There is a dawning of reality which happens after the results of an election have been announced. Candidates, especially those who have lost to a majority vote begin to have flashes of reflection on what they did wrong or where they went wrong.
It was on the wings of this pain point of losing that some eminent Nigerians had been asking the flagbearer of the People’s Democratic Party (PDP), Alhaji Atiku Abubakar to concede, rub in the pain and congratulate the winner, President Muhammadu Buhari of the All Progressives Congress (APC). There were even reports of a purported meeting by members of the National Peace Committee, seeming to pacify Atiku and make him accept defeat by congratulating the winner.
Ordinarily, one would have expected the members of this committee which includes former president Alhaji Abdusalam Abubakar, Fr. Mathew Kukah and others to know better than calling for such spurious concession from Atiku. In the face of a loss to Buhari, which an election known by many not to have been very free and fair, calling for such a compromise should only have come from his political party alone.
In the history of election tribunals since the 4th Republic, a good number of disputed election results which were taken to the courts were won by the prosecution fair and square. In fact, such a process can only strengthen our democratic processes more, as we get more definitive interpretation of the Electoral Act by the judiciary. The Independent National Electoral Commission (INEC) itself is positioned to gain more from such a process.
Despite the calls for him to concede, Atiku, as well as the PDP are however switching up plans to present their case to the tribunal which has a window period of 21 days. There were reports that the PDP National Working Committee met on Monday to finalize per the election appeal case.
In an alternate universe, where negotiations and consensus are the major things being hatched, alliances are beginning to take shape ahead of the upcoming gubernatorial and state assembly elections coming up by Saturday, March 9th. More conspicuous is the last minute switch which former governor of Oyo State, Otunba Adebayo Alao-Akala who is also contesting the gubernatorial seat at the upcoming polls made back to the APC – declaring full support for the candidacy of Mr. Abebayo Adelabu, the APC gubernatorial candidate in the state. Of course, such a last minutes switch might have succeeded in tilting the pool in favour of the APC in the state. Akala, who was until recently in the APC before he left, got wooed back into the APC again from the effort of the Ekiti state governor, Dr. Kayode Fayemi. It may not be farfetched to say then, that our politicians seem to have permanently unlocked this vicious cycle of compromises, alliances and fallouts.

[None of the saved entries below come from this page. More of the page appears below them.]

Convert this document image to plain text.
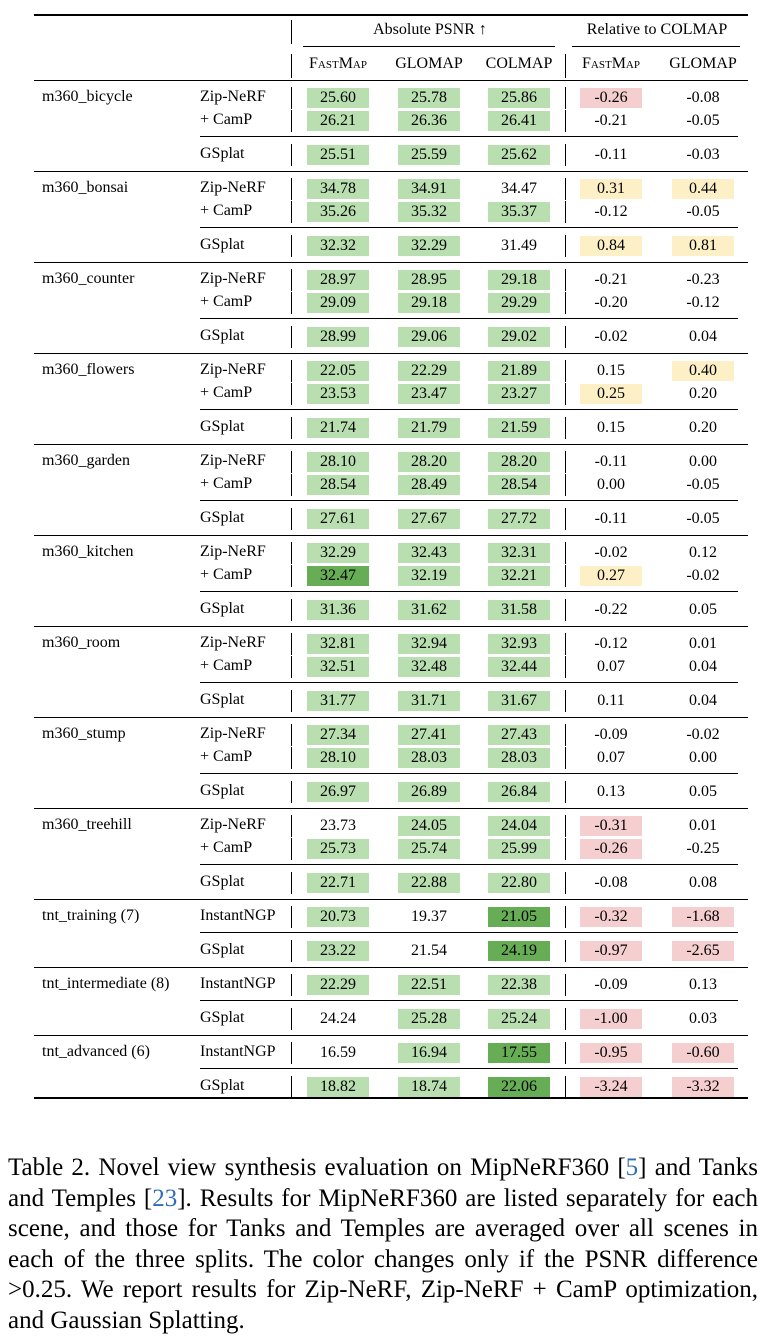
Absolute PSNR ↑	Relative to COLMAP
FastMap GLOMAP COLMAP FastMap GLOMAP
Zip-NeRF	25.60	25.78	25.86	-0.26	-0.08
+ CamP	26.21	26.36	26.41	-0.21	-0.05
GSplat	25.51	25.59	25.62	-0.11	-0.03
m360_bicycle
Zip-NeRF	34.78	34.91	34.47	0.31	0.44
+ CamP	35.26	35.32	35.37	-0.12	-0.05
GSplat	32.32	32.29	31.49	0.84	0.81
m360_bonsai
Zip-NeRF	28.97	28.95	29.18	-0.21	-0.23
+ CamP	29.09	29.18	29.29	-0.20	-0.12
GSplat	28.99	29.06	29.02	-0.02	0.04
m360_counter
Zip-NeRF	22.05	22.29	21.89	0.15	0.40
+ CamP	23.53	23.47	23.27	0.25	0.20
GSplat	21.74	21.79	21.59	0.15	0.20
m360_flowers
Zip-NeRF	28.10	28.20	28.20	-0.11	0.00
+ CamP	28.54	28.49	28.54	0.00	-0.05
GSplat	27.61	27.67	27.72	-0.11	-0.05
m360_garden
Zip-NeRF	32.29	32.43	32.31	-0.02	0.12
+ CamP	32.47	32.19	32.21	0.27	-0.02
GSplat	31.36	31.62	31.58	-0.22	0.05
m360_kitchen
Zip-NeRF	32.81	32.94	32.93	-0.12	0.01
+ CamP	32.51	32.48	32.44	0.07	0.04
GSplat	31.77	31.71	31.67	0.11	0.04
m360_room
Zip-NeRF	27.34	27.41	27.43	-0.09	-0.02
+ CamP	28.10	28.03	28.03	0.07	0.00
GSplat	26.97	26.89	26.84	0.13	0.05
m360_stump
Zip-NeRF	23.73	24.05	24.04	-0.31	0.01
+ CamP	25.73	25.74	25.99	-0.26	-0.25
GSplat	22.71	22.88	22.80	-0.08	0.08
m360_treehill
InstantNGP	20.73	19.37	21.05	-0.32	-1.68
GSplat	23.22	21.54	24.19	-0.97	-2.65
tnt_training (7)
InstantNGP	22.29	22.51	22.38	-0.09	0.13
GSplat	24.24	25.28	25.24	-1.00	0.03
tnt_intermediate (8)
InstantNGP	16.59	16.94	17.55	-0.95	-0.60
GSplat	18.82	18.74	22.06	-3.24	-3.32
tnt_advanced (6)

Table 2. Novel view synthesis evaluation on MipNeRF360 [5] and Tanks and Temples [23]. Results for MipNeRF360 are listed separately for each scene, and those for Tanks and Temples are averaged over all scenes in each of the three splits. The color changes only if the PSNR difference >0.25. We report results for Zip-NeRF, Zip-NeRF + CamP optimization, and Gaussian Splatting.
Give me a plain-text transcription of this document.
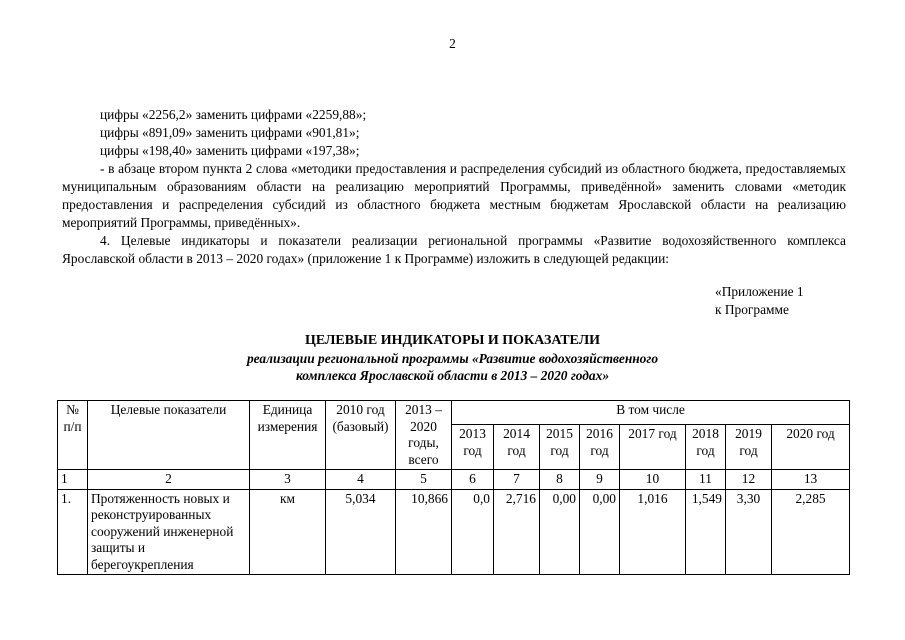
2

цифры «2256,2» заменить цифрами «2259,88»;
цифры «891,09» заменить цифрами «901,81»;
цифры «198,40» заменить цифрами «197,38»;

- в абзаце втором пункта 2 слова «методики предоставления и распределения субсидий из областного бюджета, предоставляемых муниципальным образованиям области на реализацию мероприятий Программы, приведённой» заменить словами «методик предоставления и распределения субсидий из областного бюджета местным бюджетам Ярославской области на реализацию мероприятий Программы, приведённых».

4. Целевые индикаторы и показатели реализации региональной программы «Развитие водохозяйственного комплекса Ярославской области в 2013 – 2020 годах» (приложение 1 к Программе) изложить в следующей редакции:

«Приложение 1
к Программе
ЦЕЛЕВЫЕ ИНДИКАТОРЫ И ПОКАЗАТЕЛИ
реализации региональной программы «Развитие водохозяйственного
комплекса Ярославской области в 2013 – 2020 годах»
№ п/п	Целевые показатели	Единица измерения	2010 год (базовый)	2013 – 2020 годы, всего	В том числе							
					2013 год	2014 год	2015 год	2016 год	2017 год	2018 год	2019 год	2020 год
1	2	3	4	5	6	7	8	9	10	11	12	13
1.	Протяженность новых и реконструированных сооружений инженерной защиты и берегоукрепления	км	5,034	10,866	0,0	2,716	0,00	0,00	1,016	1,549	3,30	2,285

Even in Lagos state where it appears there are only two major candidates contesting the gubernatorial seat, we should be expectant of such last minute switches. In a state with the presence of political juggernauts such as Asiwaju Bola Tinubu, a mere last minute pulling of some strings could largely favour Jide Sanwo-olu of the APC against Jimi Agbaje of the PDP.
We are in desperate times indeed. From the look of things and with the way this past presidential election was conducted, there is all likelihood that the incumbent party would do anything possible to retain gubernatorial seats across the country, and even claim new ones in previously unoccupied territory.
But as it is always a commonality in the game of politics too, people who collude to achieve sometimes selfish aims still fallout, and then make up again in consensus – as the cycle continues perpetually to the wonderment of the ordinary citizen.